How Madoff really did what he did

A special trustee, investigators and hundreds of reporters are delving deep into the mess that Madoff made.  They all promise to unravel the genius behind the elegantly sophisticated scheme that blind-sided and essentially robbed thousands of investors and millions of their benefactors of retirement, inheritance and charity dollars.  Unfortunately the fascination to understand and expose the scheme is ignoring a fundamental component of how he was able to pull it off: people.

Yes, people.  What fascinates me is not so much Madoff’s genius at masterminding and sustaining his con for so long, but the utter lack of competence on the part of authorities to expose him and the enormous power of endorsement.  Without the people in the SEC and other regulatory bodies doing their jobs and without people giving Madoff their money, none of his scheme was possible – or at the very minimum it would have been exposed years ago and billions of dollars earlier.  So while the media, investors, and the government are fixated on finding out what he did, few people seem to be interested in the real how and why. 

The how comes down to human behavior. The why relates to personal values.  Without understanding the how and why, someone else is already insidiously attracting investors and followers and taking them down a very dark path.

While it is naïve to say that personality tests could be used to uncover gullible tendencies or to uncover people not competent enough to differentiate truth from fiction, the truth is they can tell a lot.

For example, let’s talk about trust.  We can’t measure trust but we can measure traits that make people more trusting or skeptical.  People tend to trust people like themselves. 

“If everyone else is doing it,” one might think, “everyone can’t be wrong.”   Oh, really! 

At a very fundamental level, people tend to trust people more readily who share similar behavioral styles.  People who share similar values also develop a special bond.  If you then overlay these values with a tendency to be eternal optimists but lack a sense of curiosity, the susceptibility to be duped increases exponentially. Add a dash of impulsiveness to the mix and it’s easy to see how smart people can be hijacked without much effort.

Likewise individuals with a profound need to know and a bit of distrust might avoid becoming victims, not based on their intellect and wisdom but merely by personality.  The highly systematic, calculating, and curious mind  – the dutiful doubter – might force one to think twice or even three times before saying yes.  They are thinking, "the answer is no until you can convince me otherwise."
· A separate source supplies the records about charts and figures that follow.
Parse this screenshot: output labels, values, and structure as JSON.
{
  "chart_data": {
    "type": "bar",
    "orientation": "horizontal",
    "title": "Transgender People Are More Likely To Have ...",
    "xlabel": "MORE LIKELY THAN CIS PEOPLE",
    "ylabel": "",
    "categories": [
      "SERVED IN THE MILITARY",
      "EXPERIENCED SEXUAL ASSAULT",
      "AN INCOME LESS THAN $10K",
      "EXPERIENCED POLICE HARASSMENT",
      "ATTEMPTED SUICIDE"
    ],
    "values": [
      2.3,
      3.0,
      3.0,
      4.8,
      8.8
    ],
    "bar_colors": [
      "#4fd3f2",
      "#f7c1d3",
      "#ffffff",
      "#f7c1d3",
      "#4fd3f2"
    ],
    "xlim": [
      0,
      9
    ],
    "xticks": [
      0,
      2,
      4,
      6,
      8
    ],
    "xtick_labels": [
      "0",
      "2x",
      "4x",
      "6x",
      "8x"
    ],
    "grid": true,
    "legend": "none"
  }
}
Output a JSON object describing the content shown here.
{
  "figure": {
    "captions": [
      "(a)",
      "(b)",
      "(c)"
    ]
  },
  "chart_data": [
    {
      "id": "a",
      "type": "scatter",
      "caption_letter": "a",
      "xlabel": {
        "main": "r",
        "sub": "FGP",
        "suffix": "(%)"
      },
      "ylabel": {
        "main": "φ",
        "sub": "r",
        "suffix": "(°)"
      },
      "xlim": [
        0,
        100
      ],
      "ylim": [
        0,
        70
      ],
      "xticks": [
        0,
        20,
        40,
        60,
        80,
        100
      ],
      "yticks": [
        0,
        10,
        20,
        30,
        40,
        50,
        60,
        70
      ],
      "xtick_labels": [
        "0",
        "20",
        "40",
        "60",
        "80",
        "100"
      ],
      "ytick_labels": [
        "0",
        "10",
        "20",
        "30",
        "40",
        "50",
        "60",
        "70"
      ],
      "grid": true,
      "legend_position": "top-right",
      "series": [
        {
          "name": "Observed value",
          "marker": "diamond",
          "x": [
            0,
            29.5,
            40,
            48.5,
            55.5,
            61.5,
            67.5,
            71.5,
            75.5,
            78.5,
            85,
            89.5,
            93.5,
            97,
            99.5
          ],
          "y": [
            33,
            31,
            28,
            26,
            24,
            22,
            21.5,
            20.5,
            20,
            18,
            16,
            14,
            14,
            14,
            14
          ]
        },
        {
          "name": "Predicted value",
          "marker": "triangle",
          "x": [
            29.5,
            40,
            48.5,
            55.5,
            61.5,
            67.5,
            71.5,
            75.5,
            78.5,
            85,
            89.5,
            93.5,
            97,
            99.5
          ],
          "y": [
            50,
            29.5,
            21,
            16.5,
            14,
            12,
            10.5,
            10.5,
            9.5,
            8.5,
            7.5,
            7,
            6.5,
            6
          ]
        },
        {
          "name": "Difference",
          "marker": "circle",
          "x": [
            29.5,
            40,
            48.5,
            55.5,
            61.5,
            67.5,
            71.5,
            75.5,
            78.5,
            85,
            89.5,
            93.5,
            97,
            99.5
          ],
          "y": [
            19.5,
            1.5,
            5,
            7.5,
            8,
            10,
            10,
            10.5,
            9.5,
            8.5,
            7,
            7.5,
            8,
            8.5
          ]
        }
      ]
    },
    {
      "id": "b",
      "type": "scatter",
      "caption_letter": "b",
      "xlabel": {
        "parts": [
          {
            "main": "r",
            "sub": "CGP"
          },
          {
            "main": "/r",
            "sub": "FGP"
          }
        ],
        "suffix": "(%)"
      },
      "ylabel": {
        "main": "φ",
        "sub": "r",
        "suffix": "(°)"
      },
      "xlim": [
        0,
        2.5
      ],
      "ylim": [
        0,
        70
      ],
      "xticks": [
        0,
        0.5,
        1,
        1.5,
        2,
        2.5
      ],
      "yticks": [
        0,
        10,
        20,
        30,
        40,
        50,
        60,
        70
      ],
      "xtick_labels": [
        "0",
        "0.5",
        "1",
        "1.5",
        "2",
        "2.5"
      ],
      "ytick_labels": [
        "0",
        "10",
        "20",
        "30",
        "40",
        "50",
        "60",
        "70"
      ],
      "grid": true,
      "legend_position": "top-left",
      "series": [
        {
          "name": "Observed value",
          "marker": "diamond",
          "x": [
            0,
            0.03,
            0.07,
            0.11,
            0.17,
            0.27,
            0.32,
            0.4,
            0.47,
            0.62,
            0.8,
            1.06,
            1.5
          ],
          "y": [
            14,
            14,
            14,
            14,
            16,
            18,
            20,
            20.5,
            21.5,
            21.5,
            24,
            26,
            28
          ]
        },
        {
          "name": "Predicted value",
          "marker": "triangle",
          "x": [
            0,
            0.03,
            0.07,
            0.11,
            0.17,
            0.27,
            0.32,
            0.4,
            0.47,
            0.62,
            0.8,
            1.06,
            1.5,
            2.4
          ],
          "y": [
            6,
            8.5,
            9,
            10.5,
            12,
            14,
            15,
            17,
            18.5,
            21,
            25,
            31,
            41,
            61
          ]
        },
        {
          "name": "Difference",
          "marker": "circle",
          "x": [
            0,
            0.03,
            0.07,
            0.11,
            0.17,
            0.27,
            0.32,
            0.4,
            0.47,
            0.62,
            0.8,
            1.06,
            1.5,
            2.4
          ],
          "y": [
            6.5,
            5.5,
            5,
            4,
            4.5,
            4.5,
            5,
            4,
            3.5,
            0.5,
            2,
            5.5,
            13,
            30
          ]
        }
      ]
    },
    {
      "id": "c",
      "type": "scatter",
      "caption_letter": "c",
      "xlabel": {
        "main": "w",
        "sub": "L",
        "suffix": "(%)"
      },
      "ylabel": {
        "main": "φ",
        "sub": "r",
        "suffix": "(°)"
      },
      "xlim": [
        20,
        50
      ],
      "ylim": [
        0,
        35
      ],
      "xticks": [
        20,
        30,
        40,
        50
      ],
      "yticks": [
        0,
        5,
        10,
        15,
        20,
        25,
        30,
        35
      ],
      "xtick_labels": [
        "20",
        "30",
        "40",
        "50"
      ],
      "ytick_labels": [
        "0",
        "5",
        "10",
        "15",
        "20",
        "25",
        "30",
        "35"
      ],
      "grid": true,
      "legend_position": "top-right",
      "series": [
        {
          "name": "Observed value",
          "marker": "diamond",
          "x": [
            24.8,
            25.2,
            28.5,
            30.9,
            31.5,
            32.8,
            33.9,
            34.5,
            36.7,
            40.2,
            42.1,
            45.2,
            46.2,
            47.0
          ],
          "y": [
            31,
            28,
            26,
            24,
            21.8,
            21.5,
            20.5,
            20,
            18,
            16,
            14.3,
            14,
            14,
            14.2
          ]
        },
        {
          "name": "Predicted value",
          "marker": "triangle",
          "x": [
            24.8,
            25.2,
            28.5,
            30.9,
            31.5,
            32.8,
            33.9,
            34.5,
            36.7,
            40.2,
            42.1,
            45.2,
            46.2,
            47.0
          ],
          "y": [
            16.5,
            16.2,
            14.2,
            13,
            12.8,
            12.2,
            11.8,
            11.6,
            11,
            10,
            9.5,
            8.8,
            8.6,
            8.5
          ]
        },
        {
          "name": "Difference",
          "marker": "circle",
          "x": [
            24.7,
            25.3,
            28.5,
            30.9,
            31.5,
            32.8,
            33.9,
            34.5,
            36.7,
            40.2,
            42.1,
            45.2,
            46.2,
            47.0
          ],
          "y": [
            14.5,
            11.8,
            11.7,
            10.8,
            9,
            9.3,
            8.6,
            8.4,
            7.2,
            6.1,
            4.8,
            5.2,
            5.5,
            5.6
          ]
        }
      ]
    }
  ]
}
But let’s add another layer to this.  Even if you have the ‘right’ personality to make good decisions, you might not have the ability to understand and process all the information, especially if the situation is new and complicated.  It’s also important to be aware about you don't know, not just accept at face value what you do know. In the Madoff case, it’s what people didn’t know that got them caught in his web.

Even more powerful than behavior and personality is values. One way to think about values is in terms of means and ends. Values act as filters through which our deliberation is reduced and choices are made.

Values do not in and of themselves determine what is good or what is bad but provide a standard for individuals to decide what is better or best for him or her.

There are two types of values: means and ends. End values are beliefs about the kinds of goals or outcomes that are worth trying to pursue. Means values are beliefs about the types of behaviors that are appropriate for reaching goals. Mean values are often focused on the greater good (social) or personal (self-preservation).

Each person has a unique combination of means and end values that are used constantly to sort experiences and make future choices. It is clear from the explanations and excuses emanating from the mouths of duped investors how they became Madoff victims. Despite a growing suspicion about the high rates of returns, the ends for many of the investors justified the means. For those ends-driven people who also just happened to be less curious and more influenced by people of similar style and interests, the ugly outcome was predictable and inevitable.

Many of the charities on the other hand were blind-sided too by their social-driven means value. They accepted the unrealistic high rates of return as an end to meet their means. 

This failure to understand means AND ends obviously has ended badly for many.

Understanding how Madoff concocted his scheme is intellectually challenging but it will do nothing to prevent another travesty unless individuals accept some responsibility to understanding how he or she makes a decision. 

For parents, spouses and friends, it’s a personal obligation. For employers, it’s bottom-line critical.